Three Brahms Intermezzi were exactly that. From the breathless Miroirs to the breathless Liszt Etudes, this trio was an interlude. It was sedate, simple, and sometimes mundane. Perhaps it was the simplicity which paralyzed Mr. Wang. The actor Richard Burton in his later years, was a director’s dream in the film Brief Encounter. But in one “intermezzo” scene, where he was to order a cup of tea, Burton was unable to curb his exuberance, to utter the mundane. So expressive was he in take after take, that the tea-ordering moments were unusable for the movie.
Nothing is mundane about Brahms’ Opus 117 Intermezzi. But their expressivity is charming, understated. In self-consciously attempting to play with folk-like simplicity, Mr. Wang lost Brahms’ subtle spark of inspiration. If Ravel’s “Boat on the Ocean” was rolling, this was salon music on a cruise liner.
The two Liszt Etudes were thick forests of notes, played with clarity, perfection and sometimes lack of balance. The Tenth whirls around at violent speeds until, it solidifies into an intense downward chromatic scale. Mr. Chang whirled brilliantly, but the scale was just another motif, not granted any special emphasis. He had no problem with the Ninth Etude, which is emotionally even more difficult. Mr. Wang played it like an Italian opera aria, and it was quite telling.

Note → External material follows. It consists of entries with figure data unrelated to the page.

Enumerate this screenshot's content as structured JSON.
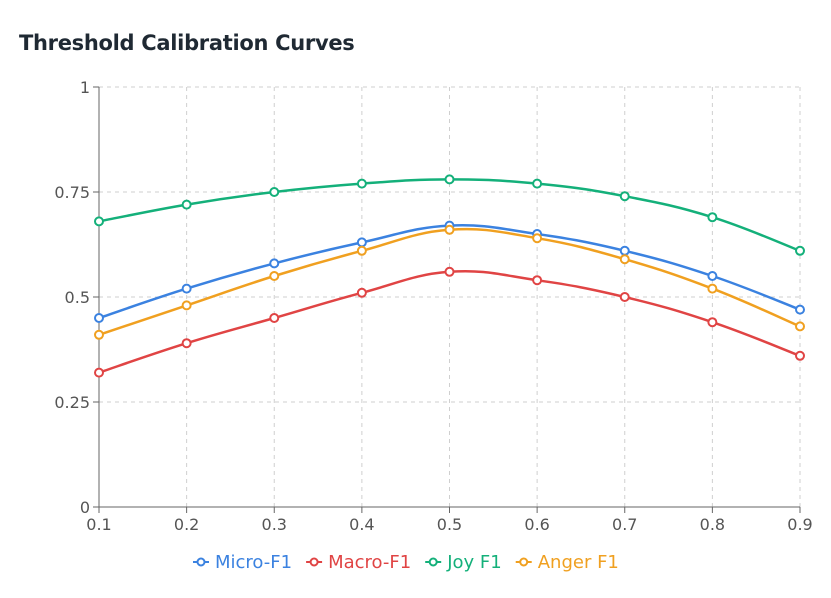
{
  "chart_data": {
    "type": "line",
    "title": "Threshold Calibration Curves",
    "xlabel": "",
    "ylabel": "",
    "x": [
      0.1,
      0.2,
      0.3,
      0.4,
      0.5,
      0.6,
      0.7,
      0.8,
      0.9
    ],
    "xticks": [
      "0.1",
      "0.2",
      "0.3",
      "0.4",
      "0.5",
      "0.6",
      "0.7",
      "0.8",
      "0.9"
    ],
    "yticks": [
      "0",
      "0.25",
      "0.5",
      "0.75",
      "1"
    ],
    "ylim": [
      0,
      1
    ],
    "xlim": [
      0.1,
      0.9
    ],
    "grid": true,
    "legend_position": "bottom-center",
    "series": [
      {
        "name": "Micro-F1",
        "color": "#3b82e0",
        "values": [
          0.45,
          0.52,
          0.58,
          0.63,
          0.67,
          0.65,
          0.61,
          0.55,
          0.47
        ]
      },
      {
        "name": "Macro-F1",
        "color": "#e04444",
        "values": [
          0.32,
          0.39,
          0.45,
          0.51,
          0.56,
          0.54,
          0.5,
          0.44,
          0.36
        ]
      },
      {
        "name": "Joy F1",
        "color": "#14b07a",
        "values": [
          0.68,
          0.72,
          0.75,
          0.77,
          0.78,
          0.77,
          0.74,
          0.69,
          0.61
        ]
      },
      {
        "name": "Anger F1",
        "color": "#f0a020",
        "values": [
          0.41,
          0.48,
          0.55,
          0.61,
          0.66,
          0.64,
          0.59,
          0.52,
          0.43
        ]
      }
    ]
  }
}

As one would expect the Liszt arrangement of the Eugene Onegin Polonaise was a wonderful demonstration of Mr. Wang’s technical power. His encore of the Albéniz Tango would have warmed the hearts of the Spanish piano jury, and he tossed off a Prokofiev Toccata like child’s play.
Today, Mr. Wang is in a unique leverage point. He is a studying at Manhattan School of Music with Dr. Marc Silverman in the Artist Diploma Program. But he has given a great many recitals in Europe and now America. His artistry and virtuosity are unquestionable. Like so many Shanghai artists who come here, his “style” and “theatricality” (in Ms. Dong’s words) should quickly bloom into character and, hopefully even introspection.